Analistas esperam reflexos claros da guerra nos dados de inflação. O economista-chefe do BV, Roberto Padovani, prevê uma alta de 0,71% na margem mensal do IPCA e de 3,97% no acumulado do ano. Alimentos e combustíveis são os principais fatores que impactam o bolso do consumidor brasileiro em março.

Além disso, itens do núcleo da inflação têm mostrado “surpresa altista” nas últimas leituras, conforme destaca o economista Ederson Schumanski no relatório macroeconômico de abril do BTG Pactual. Ele ressalta que a guerra deve impactar os preços no longo prazo, com riscos que antes eram assimétricos para baixo agora se tornando altistas.

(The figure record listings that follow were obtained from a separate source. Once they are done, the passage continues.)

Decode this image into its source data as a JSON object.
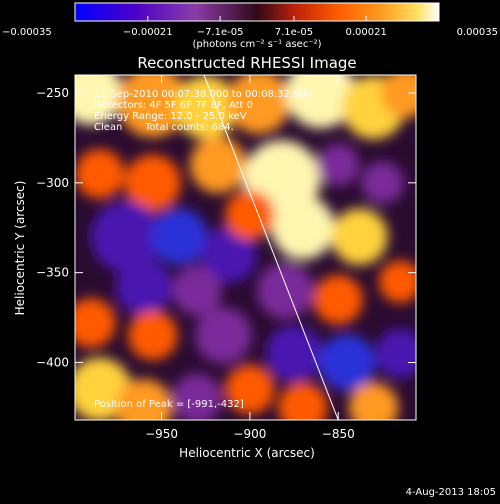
{
  "colorbar": {
    "ticks": [
      "-0.00035",
      "-0.00021",
      "-7.1e-05",
      "7.1e-05",
      "0.00021",
      "0.00035"
    ],
    "unit_label": "(photons cm⁻² s⁻¹ asec⁻²)",
    "range": [
      -0.00035,
      0.00035
    ],
    "colors": [
      "#0000ff",
      "#4a00c8",
      "#8a3ca8",
      "#b8200a",
      "#ff5a00",
      "#ff9a20",
      "#ffe060",
      "#ffffff"
    ]
  },
  "annotations": {
    "time_range": "11-Sep-2010 00:07:38.000 to 00:08:32.000",
    "detectors": "Detectors: 4F 5F 6F 7F 8F, Att 0",
    "energy": "Energy Range: 12.0 - 25.0 keV",
    "clean": "Clean",
    "counts": "Total counts: 684.",
    "peak": "Position of Peak = [-991,-432]"
  },
  "footer": {
    "date": "4-Aug-2013 18:05"
  },
  "chart_data": {
    "type": "heatmap",
    "title": "Reconstructed RHESSI Image",
    "xlabel": "Heliocentric X (arcsec)",
    "ylabel": "Heliocentric Y (arcsec)",
    "xlim": [
      -999,
      -806
    ],
    "ylim": [
      -432,
      -240
    ],
    "xticks": [
      -950,
      -900,
      -850
    ],
    "xtick_labels": [
      "−950",
      "−900",
      "−850"
    ],
    "yticks": [
      -250,
      -300,
      -350,
      -400
    ],
    "ytick_labels": [
      "−250",
      "−300",
      "−350",
      "−400"
    ],
    "peak": [
      -991,
      -432
    ],
    "limb_line": [
      [
        -926,
        -240
      ],
      [
        -850,
        -432
      ]
    ],
    "blobs": [
      {
        "x": -990,
        "y": -250,
        "v": 0.9,
        "r": 18
      },
      {
        "x": -955,
        "y": -255,
        "v": 0.6,
        "r": 20
      },
      {
        "x": -925,
        "y": -258,
        "v": 0.7,
        "r": 18
      },
      {
        "x": -895,
        "y": -255,
        "v": 0.5,
        "r": 18
      },
      {
        "x": -860,
        "y": -250,
        "v": 0.9,
        "r": 20
      },
      {
        "x": -830,
        "y": -258,
        "v": 0.8,
        "r": 18
      },
      {
        "x": -812,
        "y": -250,
        "v": 0.5,
        "r": 14
      },
      {
        "x": -985,
        "y": -295,
        "v": 0.3,
        "r": 14
      },
      {
        "x": -955,
        "y": -300,
        "v": 0.4,
        "r": 16
      },
      {
        "x": -918,
        "y": -290,
        "v": 0.5,
        "r": 16
      },
      {
        "x": -882,
        "y": -298,
        "v": 1.0,
        "r": 22
      },
      {
        "x": -870,
        "y": -325,
        "v": 0.9,
        "r": 18
      },
      {
        "x": -838,
        "y": -330,
        "v": 0.7,
        "r": 16
      },
      {
        "x": -825,
        "y": -300,
        "v": -0.5,
        "r": 12
      },
      {
        "x": -850,
        "y": -290,
        "v": -0.5,
        "r": 12
      },
      {
        "x": -970,
        "y": -330,
        "v": -0.7,
        "r": 20
      },
      {
        "x": -940,
        "y": -330,
        "v": -0.9,
        "r": 16
      },
      {
        "x": -912,
        "y": -340,
        "v": -0.6,
        "r": 16
      },
      {
        "x": -960,
        "y": -358,
        "v": -0.7,
        "r": 16
      },
      {
        "x": -900,
        "y": -318,
        "v": 0.4,
        "r": 14
      },
      {
        "x": -880,
        "y": -360,
        "v": -0.5,
        "r": 16
      },
      {
        "x": -850,
        "y": -365,
        "v": 0.3,
        "r": 14
      },
      {
        "x": -815,
        "y": -355,
        "v": 0.4,
        "r": 12
      },
      {
        "x": -990,
        "y": -378,
        "v": 0.3,
        "r": 14
      },
      {
        "x": -955,
        "y": -385,
        "v": 0.4,
        "r": 14
      },
      {
        "x": -915,
        "y": -385,
        "v": -0.4,
        "r": 16
      },
      {
        "x": -875,
        "y": -395,
        "v": -0.7,
        "r": 16
      },
      {
        "x": -845,
        "y": -400,
        "v": -0.9,
        "r": 16
      },
      {
        "x": -815,
        "y": -395,
        "v": -0.6,
        "r": 14
      },
      {
        "x": -985,
        "y": -415,
        "v": 0.7,
        "r": 18
      },
      {
        "x": -960,
        "y": -425,
        "v": 0.5,
        "r": 16
      },
      {
        "x": -930,
        "y": -420,
        "v": -0.5,
        "r": 14
      },
      {
        "x": -900,
        "y": -415,
        "v": 0.4,
        "r": 14
      },
      {
        "x": -870,
        "y": -425,
        "v": 0.3,
        "r": 14
      },
      {
        "x": -830,
        "y": -425,
        "v": 0.5,
        "r": 14
      },
      {
        "x": -930,
        "y": -360,
        "v": -0.4,
        "r": 14
      }
    ]
  }
}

Outros componentes que devem apresentar alta nesta leitura de inflação incluem bens industriais, vestuário e energia elétrica. A consultoria 4intelligence aponta que reajustes mais fortes de energia elétrica e aumento da tributação sobre cigarros também devem impactar as leituras ao longo do ano.

As pressões nos preços representam um desafio para o Banco Central. A 4intelligence avalia que aumentaram as chances de que a inflação permaneça acima do limite superior da meta, de 4,5%, por mais de seis meses consecutivos. Isso pode afetar a política monetária do Banco Central, que deve manter uma postura cautelosa em relação aos próximos passos.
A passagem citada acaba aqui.